The thought that God doesn’t care about these things makes it easy for us to not care as well. But we’re on dangerous ground if such is the case. The Bible makes it clear that God is in fact interested in such minutiae and that, consequently, we should be too.
It is because God knows such seemingly insignificant things as when a sparrow falls to the ground and how many hairs we have on our head that we are not to worry, Jesus says (Matthew 10:29, 30). God saw to it that the number of fish Peter and the disciples caught following Christ’s resurrection – 153 – god into the Bible. We know that Paul wanted Timothy to bring his coat and his scrolls and parchments and that he wanted Philemon to prepare a guest room for him only because God felt it was important for us to know these details.
The fact of the matter is, God is extremely concrete. He doesn’t like it when we merely espouse an ideal of love. He wants acts, deeds; specifics matter to him.
Take the biblical story of Ruth, for example. There she is, walking along, going out to the barley fields. She is doing a good deed on behalf of a widow named Naomi by gleaning barley in the fields for her. A native of Moab and a widow herself, Ruth has just accompanied her mother-in-law back to Bethlehem. As she walks along to glean in the fields, she has to choose which field to go into.

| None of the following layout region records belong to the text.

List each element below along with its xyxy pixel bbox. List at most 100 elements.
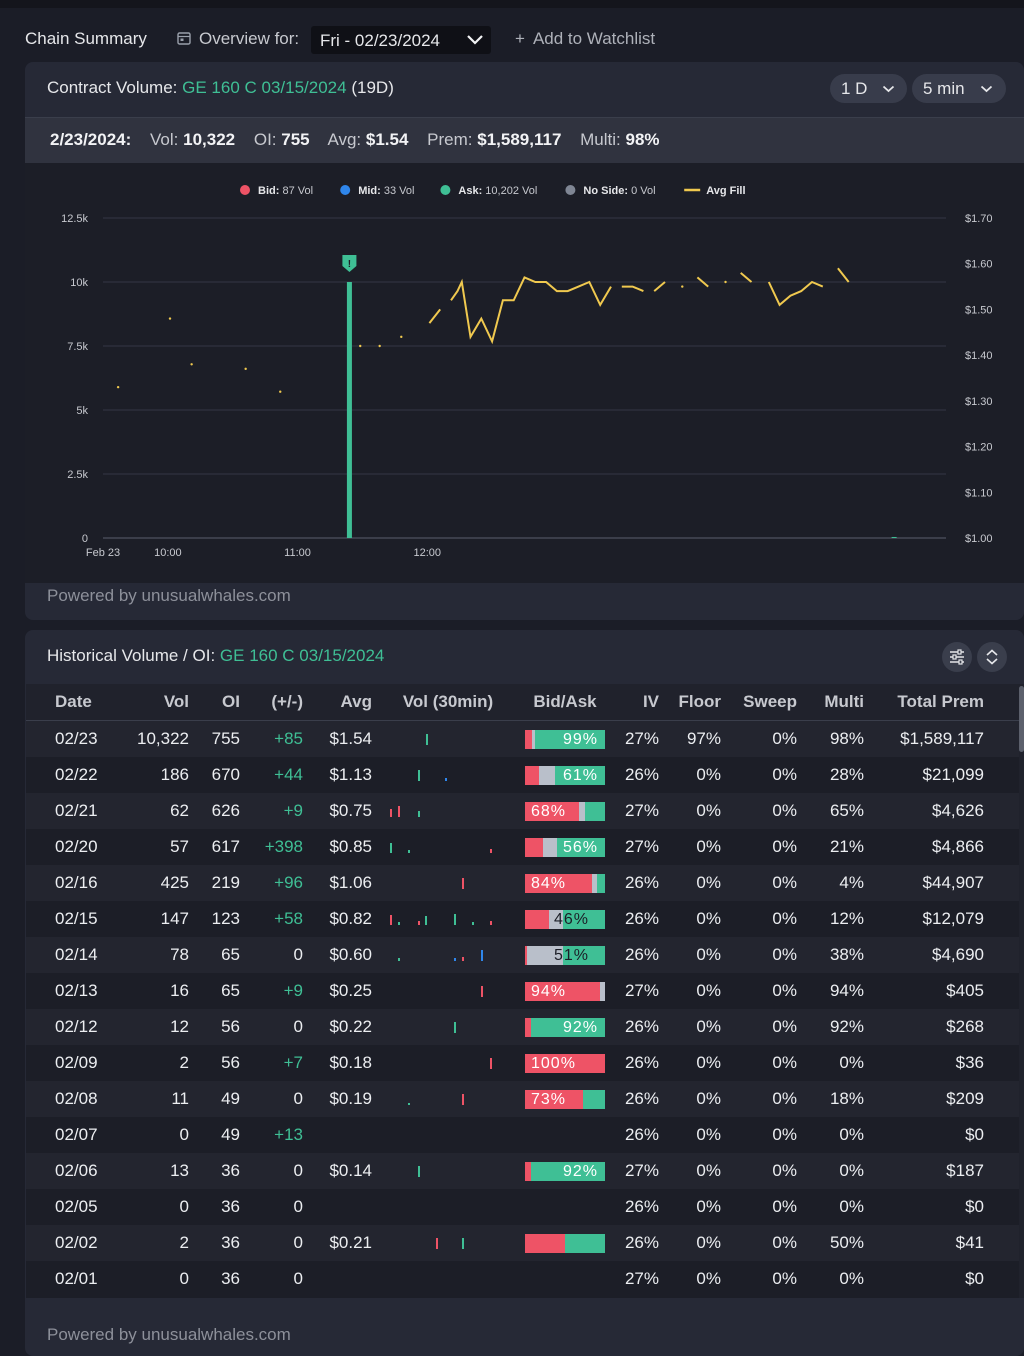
table-row[interactable]: 02/06 13 36 0 $0.14 27% 0% 0% 0% $187 92%: [26, 1153, 1019, 1189]
col-date[interactable]: Date: [55, 692, 92, 711]
avg-fill-point: [681, 285, 684, 288]
col-floor[interactable]: Floor: [678, 692, 722, 711]
cell-floor: 0%: [696, 945, 721, 964]
cell-chg: 0: [293, 1089, 303, 1108]
y-axis-tick-label: 7.5k: [67, 341, 88, 353]
legend-series-value: 87 Vol: [279, 185, 313, 197]
contract-volume-heading: Contract Volume: GE 160 C 03/15/2024 (19…: [47, 78, 394, 98]
cell-chg: 0: [293, 945, 303, 964]
table-row[interactable]: 02/07 0 49 +13 26% 0% 0% 0% $0: [26, 1117, 1019, 1153]
bid-ask-bar: 46%: [525, 910, 605, 929]
bid-segment: [525, 1234, 565, 1253]
historical-contract-symbol[interactable]: GE 160 C 03/15/2024: [219, 646, 385, 665]
table-row[interactable]: 02/16 425 219 +96 $1.06 26% 0% 0% 4% $44,907 84%: [26, 865, 1019, 901]
vol-30min-sparkline: [398, 950, 483, 961]
cell-floor: 0%: [696, 909, 721, 928]
mid-segment: [532, 730, 535, 749]
table-row[interactable]: 02/23 10,322 755 +85 $1.54 27% 97% 0% 98% $1,589,…: [26, 721, 1019, 757]
spark-bar: [462, 1238, 464, 1249]
cell-chg: 0: [293, 1269, 303, 1288]
bid-ask-bar: 92%: [525, 1162, 605, 1181]
cell-date: 02/14: [55, 945, 98, 964]
date-select[interactable]: Fri - 02/23/2024: [311, 26, 491, 54]
table-row[interactable]: 02/02 2 36 0 $0.21 26% 0% 0% 50% $41: [26, 1225, 1019, 1261]
chain-summary-title[interactable]: Chain Summary: [25, 29, 147, 48]
spark-bar: [425, 916, 427, 925]
cell-multi: 0%: [839, 1161, 864, 1180]
cell-iv: 26%: [624, 1125, 659, 1144]
interval-select[interactable]: 5 min: [912, 74, 1006, 103]
cell-iv: 27%: [624, 837, 659, 856]
legend-label: Mid: 33 Vol: [358, 185, 414, 197]
col-bid-ask[interactable]: Bid/Ask: [533, 692, 597, 711]
historical-table: Date Vol OI (+/-) Avg Vol (30min) Bid/As…: [26, 684, 1019, 1298]
cell-iv: 26%: [624, 1053, 659, 1072]
cell-date: 02/07: [55, 1125, 98, 1144]
bid-ask-percent: 99%: [562, 731, 598, 748]
cell-chg: +398: [264, 837, 303, 856]
vol-30min-sparkline: [436, 1238, 464, 1249]
cell-prem: $405: [946, 981, 984, 1000]
col-avg[interactable]: Avg: [340, 692, 373, 711]
table-row[interactable]: 02/01 0 36 0 27% 0% 0% 0% $0: [26, 1261, 1019, 1297]
table-row[interactable]: 02/14 78 65 0 $0.60 26% 0% 0% 38% $4,690 51%: [26, 937, 1019, 973]
spark-bar: [462, 1094, 464, 1105]
cell-sweep: 0%: [772, 981, 797, 1000]
cell-multi: 0%: [839, 1269, 864, 1288]
table-row[interactable]: 02/22 186 670 +44 $1.13 26% 0% 0% 28% $21,099 61%: [26, 757, 1019, 793]
ask-segment: [555, 766, 605, 785]
legend-series-name: Avg Fill: [706, 185, 745, 197]
contract-symbol[interactable]: GE 160 C 03/15/2024: [182, 78, 347, 97]
col-change[interactable]: (+/-): [271, 692, 303, 711]
table-row[interactable]: 02/21 62 626 +9 $0.75 27% 0% 0% 65% $4,626 68%: [26, 793, 1019, 829]
price-axis-tick-label: $1.00: [965, 533, 993, 545]
spark-bar: [426, 734, 428, 745]
table-row[interactable]: 02/05 0 36 0 26% 0% 0% 0% $0: [26, 1189, 1019, 1225]
col-iv[interactable]: IV: [642, 692, 659, 711]
powered-by-footer-history[interactable]: Powered by unusualwhales.com: [47, 1325, 291, 1344]
table-row[interactable]: 02/13 16 65 +9 $0.25 27% 0% 0% 94% $405 94%: [26, 973, 1019, 1009]
table-row[interactable]: 02/08 11 49 0 $0.19 26% 0% 0% 18% $209 73%: [26, 1081, 1019, 1117]
col-multi[interactable]: Multi: [824, 692, 864, 711]
cell-sweep: 0%: [772, 873, 797, 892]
table-row[interactable]: 02/15 147 123 +58 $0.82 26% 0% 0% 12% $12,079 46%: [26, 901, 1019, 937]
spark-bar: [454, 914, 456, 925]
ask-segment: [583, 1090, 605, 1109]
cell-multi: 38%: [829, 945, 864, 964]
cell-avg: $0.19: [329, 1089, 372, 1108]
powered-by-footer[interactable]: Powered by unusualwhales.com: [47, 586, 291, 605]
cell-floor: 0%: [696, 873, 721, 892]
vol-30min-sparkline: [386, 1195, 510, 1219]
cell-chg: +7: [283, 1053, 303, 1072]
bid-segment: [525, 766, 539, 785]
add-to-watchlist-button[interactable]: + Add to Watchlist: [515, 29, 655, 49]
expand-collapse-button[interactable]: [977, 642, 1007, 672]
table-row[interactable]: 02/20 57 617 +398 $0.85 27% 0% 0% 21% $4,866 56%: [26, 829, 1019, 865]
table-scrollbar-thumb[interactable]: [1019, 686, 1024, 752]
col-sweep[interactable]: Sweep: [743, 692, 797, 711]
ask-segment: [563, 946, 605, 965]
table-row[interactable]: 02/09 2 56 +7 $0.18 26% 0% 0% 0% $36 100%: [26, 1045, 1019, 1081]
table-row[interactable]: 02/12 12 56 0 $0.22 26% 0% 0% 92% $268 92%: [26, 1009, 1019, 1045]
range-select-value: 1 D: [841, 79, 868, 98]
col-total-prem[interactable]: Total Prem: [897, 692, 984, 711]
cell-iv: 27%: [624, 1161, 659, 1180]
cell-chg: +85: [274, 729, 303, 748]
vol-30min-sparkline: [481, 986, 483, 997]
bid-ask-bar: 99%: [525, 730, 605, 749]
cell-multi: 21%: [829, 837, 864, 856]
cell-date: 02/13: [55, 981, 98, 1000]
col-oi[interactable]: OI: [222, 692, 240, 711]
cell-floor: 0%: [696, 801, 721, 820]
table-scrollbar-track[interactable]: [1019, 684, 1024, 1298]
cell-chg: 0: [293, 1017, 303, 1036]
filter-settings-button[interactable]: [942, 642, 972, 672]
range-select[interactable]: 1 D: [830, 74, 907, 103]
spark-bar: [418, 1166, 420, 1177]
col-vol-30min[interactable]: Vol (30min): [402, 692, 494, 711]
spark-bar: [418, 811, 420, 817]
stats-vol-label: Vol:: [150, 130, 179, 149]
cell-oi: 36: [221, 1161, 240, 1180]
col-vol[interactable]: Vol: [163, 692, 189, 711]
legend-series-name: Ask:: [458, 185, 482, 197]
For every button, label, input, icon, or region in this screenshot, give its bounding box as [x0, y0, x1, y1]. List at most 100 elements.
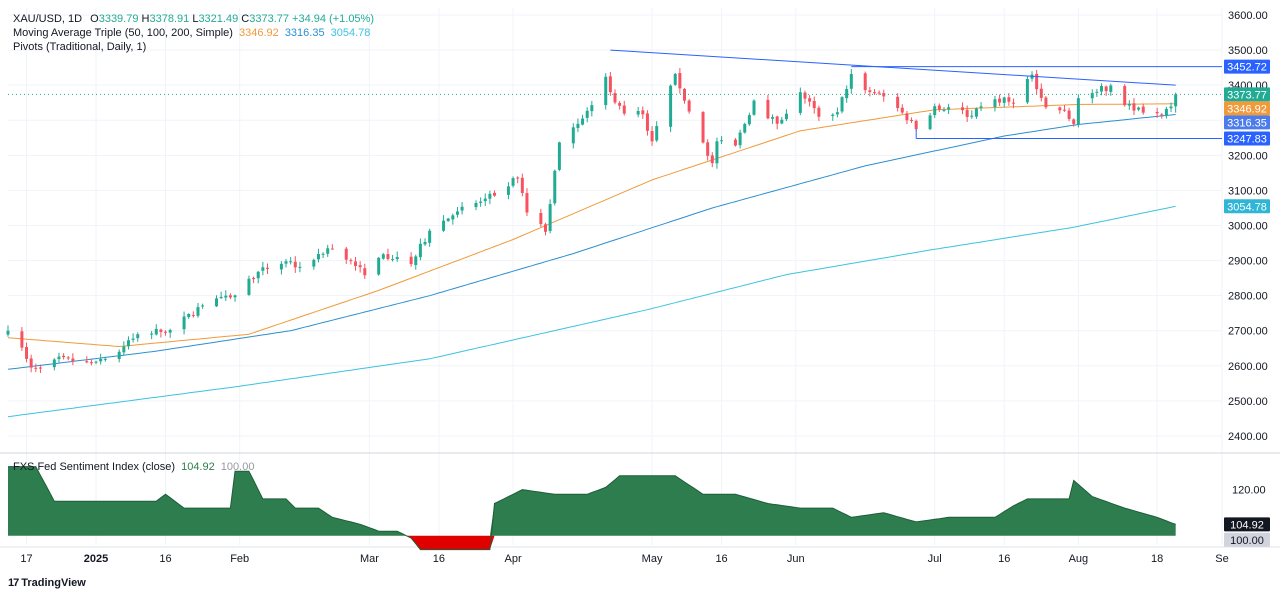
indicator-area-positive — [8, 466, 1176, 536]
candle-body — [131, 338, 135, 340]
candle — [687, 99, 691, 114]
candle — [942, 106, 946, 112]
candle-body — [1132, 103, 1136, 111]
x-tick-label: 18 — [1151, 553, 1163, 565]
candle — [974, 107, 978, 119]
candle-body — [896, 96, 900, 108]
indicator-badge-last-text: 104.92 — [1230, 519, 1264, 531]
candle — [641, 106, 645, 119]
candle-body — [117, 351, 121, 360]
indicator-legend: FXS Fed Sentiment Index (close) 104.92 1… — [13, 460, 254, 474]
candle — [414, 254, 418, 270]
candle-body — [641, 110, 645, 115]
candle-body — [965, 109, 969, 117]
time-axis[interactable]: 17 2025 16 Feb Mar 16 Apr May 16 Jun Jul 16 Aug 18 Se — [20, 553, 1228, 565]
candle — [965, 105, 969, 123]
candle-body — [1044, 97, 1048, 108]
candle-body — [998, 98, 1002, 103]
candle — [99, 353, 103, 365]
candle — [678, 68, 682, 94]
ma50-value: 3346.92 — [238, 27, 279, 39]
candle-body — [1155, 111, 1159, 114]
candle-body — [993, 99, 997, 107]
candle — [1109, 83, 1113, 96]
candle — [993, 95, 997, 112]
candle-body — [557, 142, 561, 170]
candle-body — [942, 109, 946, 111]
candle-body — [900, 107, 904, 113]
candle — [937, 103, 941, 112]
candle — [1090, 89, 1094, 104]
candle-body — [1090, 93, 1094, 99]
candle-body — [20, 331, 24, 348]
tradingview-logo-icon: 17 — [8, 577, 19, 589]
candle-body — [187, 313, 191, 318]
price-badge-last-text: 3373.77 — [1227, 89, 1267, 101]
candle — [581, 114, 585, 126]
candle-body — [840, 97, 844, 112]
candle-body — [1095, 91, 1099, 93]
candle-body — [706, 142, 710, 156]
candle — [1025, 75, 1029, 105]
candle — [354, 256, 358, 271]
candle-body — [57, 356, 61, 360]
candle-body — [845, 89, 849, 99]
candle — [506, 182, 510, 200]
candle — [252, 276, 256, 284]
candle-body — [752, 100, 756, 115]
candle-body — [1123, 86, 1127, 106]
candle — [525, 188, 529, 216]
candle-body — [673, 73, 677, 85]
candle-body — [1174, 94, 1178, 107]
x-tick-label: Aug — [1069, 553, 1089, 565]
candle-body — [808, 98, 812, 102]
candle — [1160, 113, 1164, 119]
candle-body — [224, 295, 228, 298]
candle — [126, 336, 130, 350]
candle-body — [636, 110, 640, 115]
candle-body — [701, 112, 705, 143]
candle-body — [1039, 88, 1043, 98]
indicator-legend-base: 100.00 — [220, 461, 255, 473]
candle-body — [1007, 97, 1011, 102]
candle — [316, 248, 320, 263]
indicator-badge-last: 104.92 — [1224, 517, 1270, 532]
candle — [933, 103, 937, 119]
candle — [483, 193, 487, 207]
candle — [618, 101, 622, 110]
candle-body — [571, 127, 575, 144]
candle-body — [947, 107, 951, 110]
candle-body — [312, 259, 316, 267]
candle — [224, 290, 228, 302]
sentiment-indicator-pane[interactable]: 120.00 — [8, 466, 1266, 551]
candle — [1123, 84, 1127, 107]
candle — [543, 222, 547, 236]
candle-body — [122, 346, 126, 353]
candle — [293, 256, 297, 273]
candle — [442, 215, 446, 232]
candle — [1007, 93, 1011, 106]
candle — [1100, 83, 1104, 96]
candle-body — [849, 73, 853, 89]
candle-body — [201, 305, 205, 307]
candle — [261, 261, 265, 276]
candle-body — [1104, 86, 1108, 92]
candle-body — [961, 107, 965, 111]
candle — [474, 200, 478, 211]
candle-body — [645, 113, 649, 131]
candle — [1044, 95, 1048, 110]
candle — [636, 106, 640, 118]
candle — [571, 123, 575, 149]
candle-body — [548, 204, 552, 231]
pivots-title: Pivots (Traditional, Daily, 1) — [13, 41, 147, 53]
candle-body — [1025, 78, 1029, 103]
candle-body — [154, 328, 158, 335]
candle — [896, 93, 900, 112]
candle-body — [747, 115, 751, 125]
open-label: O — [90, 13, 99, 25]
candle — [279, 261, 283, 275]
candle-body — [622, 105, 626, 114]
candle — [553, 169, 557, 206]
tradingview-logo[interactable]: 17 TradingView — [8, 577, 86, 589]
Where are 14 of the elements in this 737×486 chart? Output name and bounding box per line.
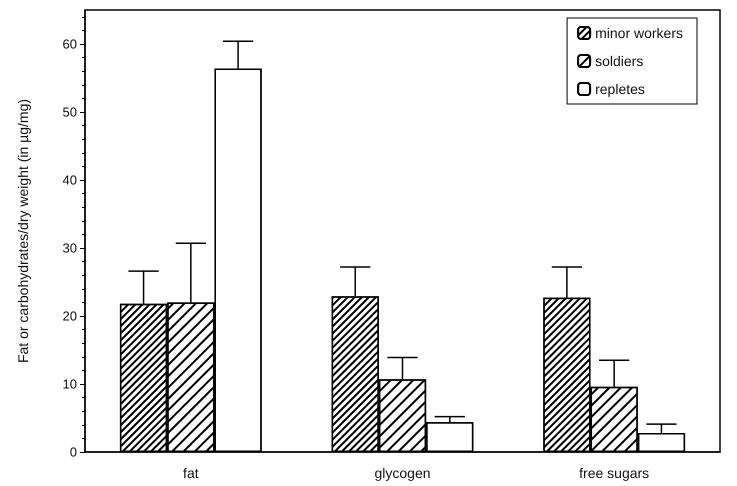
y-tick-label: 40 (62, 172, 77, 188)
y-tick-label: 30 (62, 240, 77, 256)
x-tick-label: free sugars (579, 465, 650, 481)
x-tick-label: glycogen (374, 465, 431, 481)
legend-label: repletes (595, 81, 645, 97)
y-tick-label: 10 (62, 376, 77, 392)
y-tick-label: 0 (70, 444, 77, 460)
x-tick-label: fat (183, 465, 199, 481)
y-tick-label: 20 (62, 308, 77, 324)
legend-label: minor workers (595, 25, 684, 41)
y-tick-label: 60 (62, 36, 77, 52)
y-axis-title: Fat or carbohydrates/dry weight (in µg/mg) (15, 98, 31, 364)
legend-label: soldiers (595, 53, 644, 69)
y-tick-label: 50 (62, 104, 77, 120)
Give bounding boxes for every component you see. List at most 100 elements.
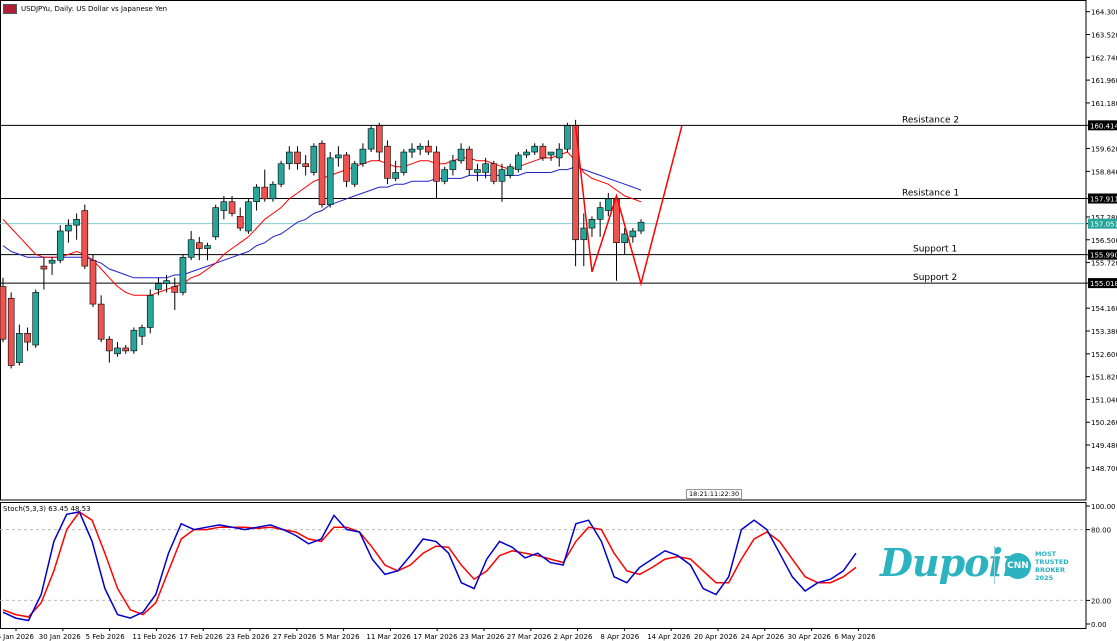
price-tick-label: 153.380 — [1091, 328, 1117, 336]
candle-body — [32, 292, 40, 346]
candle-body — [408, 148, 416, 153]
candle-body — [253, 186, 260, 203]
candle-body — [212, 207, 219, 238]
candle-body — [179, 257, 187, 293]
candle-body — [245, 201, 252, 232]
ma-slow-line — [2, 166, 642, 279]
price-tag-bg — [1088, 193, 1117, 204]
candle-body — [400, 151, 408, 173]
candle-body — [367, 128, 375, 150]
candle-body — [138, 327, 146, 337]
price-tag-label: 155.018 — [1090, 280, 1117, 288]
candle-body — [196, 242, 203, 249]
candle-body — [228, 201, 236, 214]
candle-body — [187, 239, 195, 258]
price-tick-label: 150.260 — [1091, 419, 1117, 427]
candle-body — [474, 169, 481, 173]
date-label: 8 Apr 2026 — [600, 633, 639, 641]
candle-body — [433, 151, 440, 182]
candle-body — [588, 218, 596, 229]
candle-body — [539, 145, 547, 159]
stoch-signal-line — [2, 510, 857, 618]
price-tick-label: 161.960 — [1091, 77, 1117, 85]
price-tag-label: 157.051 — [1090, 221, 1117, 229]
price-tick-label: 154.160 — [1091, 305, 1117, 313]
candle-body — [425, 145, 432, 153]
candle-body — [490, 163, 498, 182]
candle-body — [81, 210, 89, 267]
price-tick-label: 156.500 — [1091, 237, 1117, 245]
stoch-tick-label: 0.00 — [1091, 621, 1107, 629]
dupoin-logo: Dupoin CNN MOST TRUSTED BROKER 2025 — [880, 540, 1080, 592]
price-tick-label: 159.620 — [1091, 146, 1117, 154]
award-line-3: BROKER — [1035, 566, 1065, 574]
candle-body — [204, 245, 211, 249]
date-label: 6 May 2026 — [834, 633, 876, 641]
date-label: 27 Mar 2026 — [507, 633, 552, 641]
brand-name: Dupoin — [880, 540, 1030, 585]
candle-body — [564, 125, 571, 150]
candle-body — [416, 145, 424, 150]
level-label: Support 2 — [913, 273, 957, 283]
candle-body — [97, 303, 105, 340]
stochastic-plot-frame — [0, 502, 1087, 629]
candle-body — [122, 347, 129, 352]
price-tick-label: 151.820 — [1091, 374, 1117, 382]
date-label: 5 Feb 2026 — [86, 633, 126, 641]
stochastic-label: Stoch(5,3,3) 63.45 48.53 — [3, 505, 91, 513]
award-line-4: 2025 — [1035, 574, 1054, 582]
stoch-tick-label: 80.00 — [1091, 527, 1111, 535]
candle-body — [637, 221, 645, 232]
date-label: 20 Apr 2026 — [694, 633, 738, 641]
price-tick-label: 148.700 — [1091, 465, 1117, 473]
price-tick-label: 149.480 — [1091, 442, 1117, 450]
price-tick-label: 158.840 — [1091, 168, 1117, 176]
candle-body — [384, 145, 391, 179]
candle-body — [457, 148, 465, 162]
candle-body — [629, 230, 637, 238]
candle-body — [596, 207, 604, 220]
candle-body — [146, 295, 154, 328]
candle-body — [155, 283, 162, 290]
price-tag-bg — [1088, 278, 1117, 289]
price-tick-label: 162.740 — [1091, 54, 1117, 62]
level-label: Resistance 2 — [902, 115, 959, 125]
price-tick-label: 151.040 — [1091, 396, 1117, 404]
candle-body — [65, 224, 72, 232]
candle-body — [0, 286, 7, 340]
candle-body — [73, 218, 80, 226]
candle-body — [24, 333, 31, 343]
candle-body — [261, 186, 269, 200]
candle-body — [326, 157, 334, 205]
candle-body — [16, 333, 23, 363]
price-tag-label: 160.414 — [1090, 122, 1117, 130]
award-line-1: MOST — [1035, 550, 1057, 558]
date-label: 24 Apr 2026 — [741, 633, 785, 641]
candle-body — [392, 172, 399, 179]
candle-body — [318, 142, 326, 205]
date-label: 30 Apr 2026 — [788, 633, 832, 641]
candle-body — [335, 154, 342, 159]
candle-body — [163, 280, 170, 284]
cnn-badge-icon: CNN — [1005, 553, 1031, 579]
candle-body — [114, 347, 121, 355]
candle-body — [310, 145, 318, 173]
currency-flag-icon — [3, 4, 17, 14]
candle-body — [555, 148, 563, 159]
candle-body — [89, 259, 97, 305]
price-tick-label: 161.180 — [1091, 100, 1117, 108]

All history hinges on this decision. If she turns one way, she will remain simply one more poor peasant girl. But if she turns the other way, she will become the matriarch of the line of David and of the messiah. As it turns out, she “happened” to turn into the field of Boaz, the Bible tells us. And the rest is history. Ruth’s simple good deed had eternal consequences because God had “planned it beforehand.”
Your simple, seemingly insignificant acts of kindness and love have the same kind of eternal consequences because God has planned them beforehand as well. That broken window? That faded and peeling paint? They have more significance than you realize.
This post first appeared in Doing Good Well, by Herb Reese, and in NewCommandment.org.